Kupił więc torebkę tych smażonych owoców, które lubiła pasyami.
O czwartej był już na stanowisku, czekając młodej kochanki. Klotylda spóźniła się trochę. Pan de Marelle przyjechał właśnie aź na cały tydzień.
— Czy możesz przyjść do nas jutro na obiad? — zapytała. Mąż mój bardzo byłby rad z twojej wizyty.
— Nie, nie mogę. Będę jutro na obiedzie u redaktora. Mamy do omówienia mnóstwo interesów politycznych i finansowych.
Zdjęła kapelusz, poczem zaczęła zdejmować gorset, który ją uciskał.
— Patrz, przyniosłem ci smażonych kasztanów — rzekł, wskazując torebkę leżącą na kominku.

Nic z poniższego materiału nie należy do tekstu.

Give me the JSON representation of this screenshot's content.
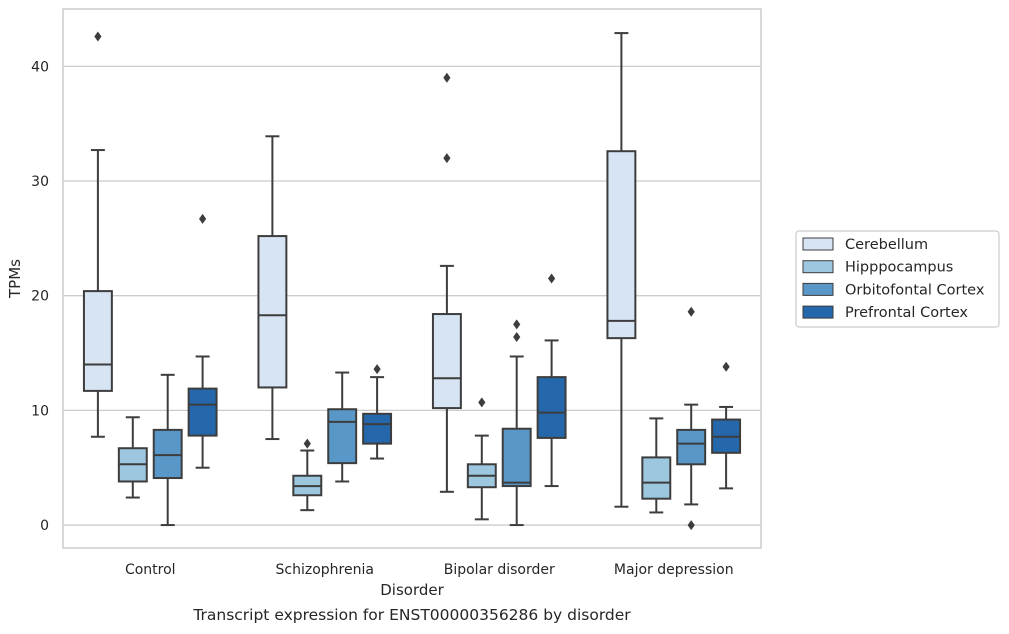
{
  "caption": "Transcript expression for ENST00000356286 by disorder",
  "chart_data": {
    "type": "box",
    "xlabel": "Disorder",
    "ylabel": "TPMs",
    "ylim": [
      -2,
      45
    ],
    "yticks": [
      0,
      10,
      20,
      30,
      40
    ],
    "grid": "horizontal",
    "legend_position": "right",
    "categories": [
      "Control",
      "Schizophrenia",
      "Bipolar disorder",
      "Major depression"
    ],
    "series": [
      {
        "name": "Cerebellum",
        "color": "#d6e4f3",
        "boxes": [
          {
            "whisker_low": 7.7,
            "q1": 11.7,
            "median": 14.0,
            "q3": 20.4,
            "whisker_high": 32.7,
            "outliers": [
              42.6
            ]
          },
          {
            "whisker_low": 7.5,
            "q1": 12.0,
            "median": 18.3,
            "q3": 25.2,
            "whisker_high": 33.9,
            "outliers": []
          },
          {
            "whisker_low": 2.9,
            "q1": 10.2,
            "median": 12.8,
            "q3": 18.4,
            "whisker_high": 22.6,
            "outliers": [
              39.0,
              32.0
            ]
          },
          {
            "whisker_low": 1.6,
            "q1": 16.3,
            "median": 17.8,
            "q3": 32.6,
            "whisker_high": 42.9,
            "outliers": []
          }
        ]
      },
      {
        "name": "Hipppocampus",
        "color": "#9dc6df",
        "boxes": [
          {
            "whisker_low": 2.4,
            "q1": 3.8,
            "median": 5.3,
            "q3": 6.7,
            "whisker_high": 9.4,
            "outliers": []
          },
          {
            "whisker_low": 1.3,
            "q1": 2.6,
            "median": 3.4,
            "q3": 4.3,
            "whisker_high": 6.5,
            "outliers": [
              7.1
            ]
          },
          {
            "whisker_low": 0.5,
            "q1": 3.3,
            "median": 4.3,
            "q3": 5.3,
            "whisker_high": 7.8,
            "outliers": [
              10.7
            ]
          },
          {
            "whisker_low": 1.1,
            "q1": 2.3,
            "median": 3.7,
            "q3": 5.9,
            "whisker_high": 9.3,
            "outliers": []
          }
        ]
      },
      {
        "name": "Orbitofontal Cortex",
        "color": "#5897c7",
        "boxes": [
          {
            "whisker_low": 0.0,
            "q1": 4.1,
            "median": 6.1,
            "q3": 8.3,
            "whisker_high": 13.1,
            "outliers": []
          },
          {
            "whisker_low": 3.8,
            "q1": 5.4,
            "median": 9.0,
            "q3": 10.1,
            "whisker_high": 13.3,
            "outliers": []
          },
          {
            "whisker_low": 0.0,
            "q1": 3.4,
            "median": 3.7,
            "q3": 8.4,
            "whisker_high": 14.7,
            "outliers": [
              17.5,
              16.4
            ]
          },
          {
            "whisker_low": 1.8,
            "q1": 5.3,
            "median": 7.1,
            "q3": 8.3,
            "whisker_high": 10.5,
            "outliers": [
              18.6,
              0.0
            ]
          }
        ]
      },
      {
        "name": "Prefrontal Cortex",
        "color": "#2468ab",
        "boxes": [
          {
            "whisker_low": 5.0,
            "q1": 7.8,
            "median": 10.5,
            "q3": 11.9,
            "whisker_high": 14.7,
            "outliers": [
              26.7
            ]
          },
          {
            "whisker_low": 5.8,
            "q1": 7.1,
            "median": 8.8,
            "q3": 9.7,
            "whisker_high": 12.9,
            "outliers": [
              13.6
            ]
          },
          {
            "whisker_low": 3.4,
            "q1": 7.6,
            "median": 9.8,
            "q3": 12.9,
            "whisker_high": 16.1,
            "outliers": [
              21.5
            ]
          },
          {
            "whisker_low": 3.2,
            "q1": 6.3,
            "median": 7.7,
            "q3": 9.2,
            "whisker_high": 10.3,
            "outliers": [
              13.8
            ]
          }
        ]
      }
    ]
  }
}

— Ach! świetnie! Jaki ty jesteś dobry! — zawołała klaszcząc w dłonie. — Wyborne są — zadecydowała, kosztując jeden kasztan. — Wiem już z góry, że nie pozostawię ani okruszyny.
Spojrzała na Jerzego oczyma rozpromienionemi radością zmysłową i dodała:
— Schlebiasz wszystkim moim występkom.
Jadła powoli ulubione łakocie, zaglądając raz po raz do woreczka, jakby chciała się przekonać, czy na długo jeszcze wystarczy.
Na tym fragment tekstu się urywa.